Otto Penzler (Hg.): Eine Leiche zum Advent. Das große Buch der Weihnachtskrimis

Seit jeher werden zur Weihnachtszeit spannende und gruselige Geschichten erzählt bzw. heutzutage lieber gelesen. Herausgeber Otto Penzler präsentiert 49 Storys aus anderthalb Jahrhunderten. Einiges ist hoffnungslos veraltet, vieles sorgt noch heute für Vergnügen, und manches ist zeitlos genial. „Eine Leiche zum Advent“ bietet für jeden Leser Krimi- und Gruselspaß, der keineswegs auf die Weihnachtszeit beschränkt bleiben muss: eine vorzügliche, zudem fest gebundene und dennoch kostengünstige Sammlung.

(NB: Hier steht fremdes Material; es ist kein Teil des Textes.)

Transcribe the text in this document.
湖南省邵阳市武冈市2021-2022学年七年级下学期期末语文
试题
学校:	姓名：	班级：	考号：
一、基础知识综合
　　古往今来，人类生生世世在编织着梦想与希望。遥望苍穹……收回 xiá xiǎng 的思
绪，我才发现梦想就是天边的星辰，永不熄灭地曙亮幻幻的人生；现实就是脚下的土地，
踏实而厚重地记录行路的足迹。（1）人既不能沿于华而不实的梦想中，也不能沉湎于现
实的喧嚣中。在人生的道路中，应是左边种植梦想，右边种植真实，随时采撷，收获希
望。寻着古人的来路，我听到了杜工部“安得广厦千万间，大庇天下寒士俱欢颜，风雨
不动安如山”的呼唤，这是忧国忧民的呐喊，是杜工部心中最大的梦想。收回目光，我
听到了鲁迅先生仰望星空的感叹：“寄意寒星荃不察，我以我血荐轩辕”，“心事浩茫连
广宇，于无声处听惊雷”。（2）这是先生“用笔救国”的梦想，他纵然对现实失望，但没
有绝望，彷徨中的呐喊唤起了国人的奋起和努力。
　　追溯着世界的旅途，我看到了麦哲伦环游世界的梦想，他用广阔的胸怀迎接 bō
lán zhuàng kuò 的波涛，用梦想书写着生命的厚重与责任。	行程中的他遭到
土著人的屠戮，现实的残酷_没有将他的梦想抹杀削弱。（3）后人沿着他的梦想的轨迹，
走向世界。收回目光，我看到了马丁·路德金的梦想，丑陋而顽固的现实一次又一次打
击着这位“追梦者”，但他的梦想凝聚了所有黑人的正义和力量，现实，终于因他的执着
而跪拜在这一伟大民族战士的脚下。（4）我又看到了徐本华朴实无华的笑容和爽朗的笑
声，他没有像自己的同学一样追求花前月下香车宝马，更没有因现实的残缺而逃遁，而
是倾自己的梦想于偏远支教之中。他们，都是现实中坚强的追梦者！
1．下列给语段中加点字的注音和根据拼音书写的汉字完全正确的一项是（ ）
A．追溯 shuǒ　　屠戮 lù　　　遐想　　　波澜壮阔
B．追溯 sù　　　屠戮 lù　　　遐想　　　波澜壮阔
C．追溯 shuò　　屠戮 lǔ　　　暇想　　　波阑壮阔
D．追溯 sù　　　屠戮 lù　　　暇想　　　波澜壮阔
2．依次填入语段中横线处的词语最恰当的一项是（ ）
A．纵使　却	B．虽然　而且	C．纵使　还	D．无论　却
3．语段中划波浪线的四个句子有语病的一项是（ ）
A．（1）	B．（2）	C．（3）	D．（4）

Gefährliche Weihnachtsidylle

„Draußen lag hoher Schnee, und die kargen Bäume ragten schwarz und blattlos aus der weißen Fläche empor … und die Kälte war arktisch. Aber uns, die wir in einem mit Stechpalmen geschmückten Raum vor einem herrlichen Feuer saßen, das tapfer den breiten Kamin hinauftoste, focht die zu Eis erstarrte Welt draußen nicht an. Wir lachten und plauderten, sangen Lieder und erinnerten uns an Abenteuer, bis wir gegen zehn Uhr in eine für Schauergeschichten empfängliche Stimmung verfielen, die gut zu dieser von Kobolden heimgesuchten Jahreszeit passte.“

So beschreibt es Fergus Hume in seiner Story „Das Weihnachtsgespenst“. Er fasst damit zusammen, wieso ausgerechnet in der Weihnachtszeit, die bekanntlich unter dem biblischen Motto „Friede auf Erden und allen Menschen ein Wohlgefallen“ (Lukas 2,14) steht, Geschichten von Mord und Spuk erzählt werden.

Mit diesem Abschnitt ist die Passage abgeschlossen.